他的眼睛很漂亮,如撒着碎鑽的墨譚,勾起眼尾顯得斯文缱绻。
之前路過的人群,赤|裸靠近她的惡意,似乎在望入他眼眸的那刻。
煙消雲散。
逢夏想。
要遇到過這樣素昧平生的善意,才不會讓人覺得生活只剩下殘酷得把人抽筋扒皮的現實。
“謝謝,這個……”逢夏踉跄站起來想把身上的外套還給他。
她站起來,不同剛才他特意配合她的高度和她說話的那般,男人身高優越,眄下的視線壓迫感天成。
她要仰着頭看才能勉強觸及他的視線。
“穿着吧。
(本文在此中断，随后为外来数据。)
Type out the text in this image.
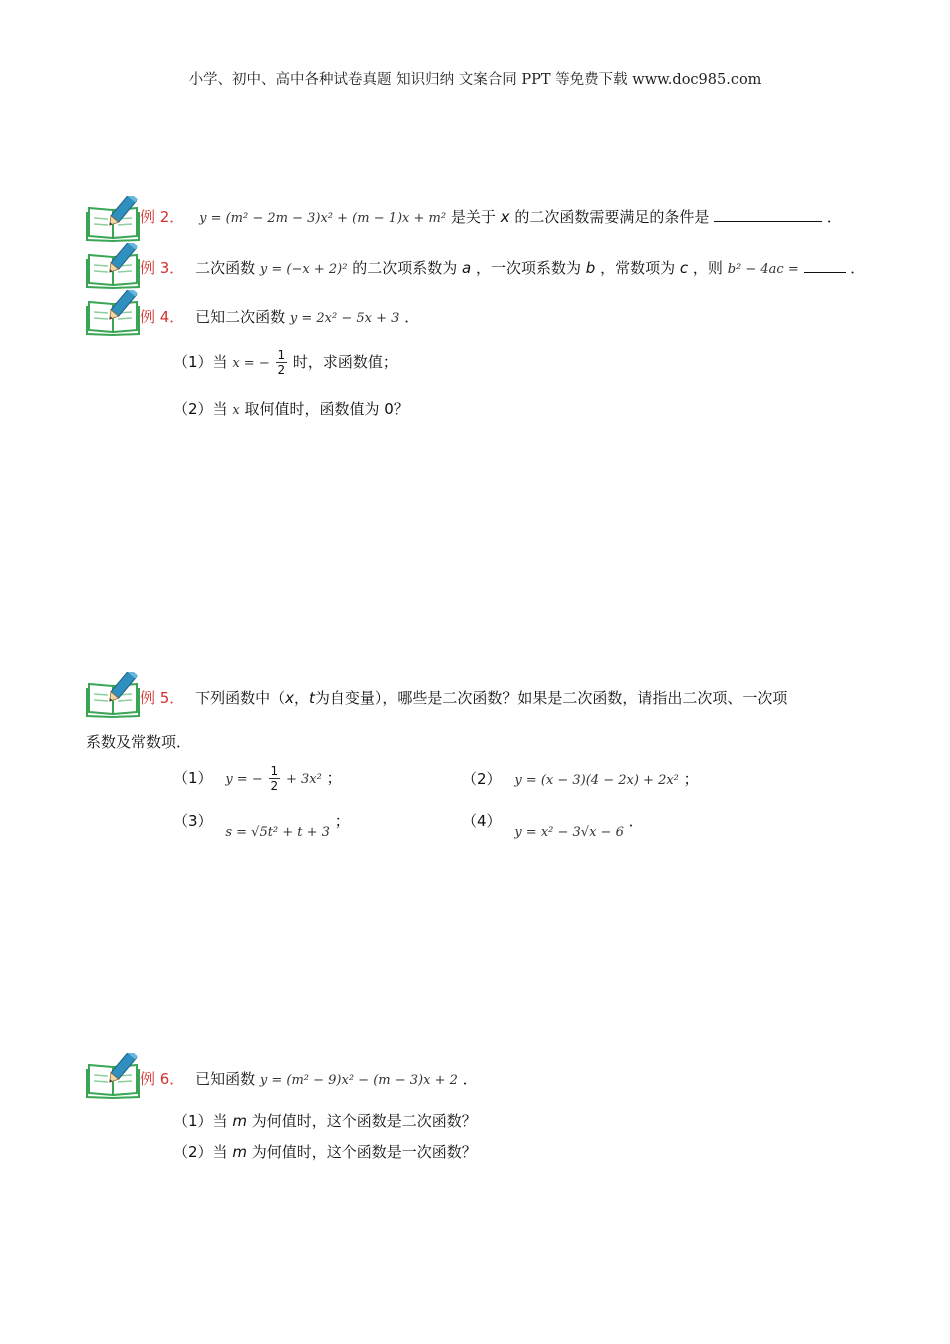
小学、初中、高中各种试卷真题 知识归纳 文案合同 PPT 等免费下载 www.doc985.com
例 2． y = (m² − 2m − 3)x² + (m − 1)x + m² 是关于 x 的二次函数需要满足的条件是	．
例 3． 二次函数 y = (−x + 2)² 的二次项系数为 a ，一次项系数为 b ，常数项为 c ，则 b² − 4ac =	．
例 4． 已知二次函数 y = 2x² − 5x + 3 ．
（1）当 x = − $\frac{1}{2}$ 时，求函数值；
（2）当 x 取何值时，函数值为 0？
例 5． 下列函数中（x，t为自变量），哪些是二次函数？如果是二次函数，请指出二次项、一次项
系数及常数项．
（1） y = − $\frac{1}{2} + 3x^2$ ；	（2） y = (x − 3)(4 − 2x) + 2x² ；
（3） s = √5t² + t + 3 ；	（4） y = x² − 3√x − 6 ．
例 6． 已知函数 y = (m² − 9)x² − (m − 3)x + 2 ．
（1）当 m 为何值时，这个函数是二次函数？
（2）当 m 为何值时，这个函数是一次函数？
”
手臂突然覆上力道,轉瞬即逝,幫她披好那件衣服。
宋疏遲眉眼溫潤,眼尾淺淺上揚,是偏向禮貌的笑。
“衣服口袋裏有紙巾。”
逢夏身上套着那件寬松整潔的男生外套,下擺正好到她大腿處,完全能遮擋住她被人工降雨弄出來的狼狽。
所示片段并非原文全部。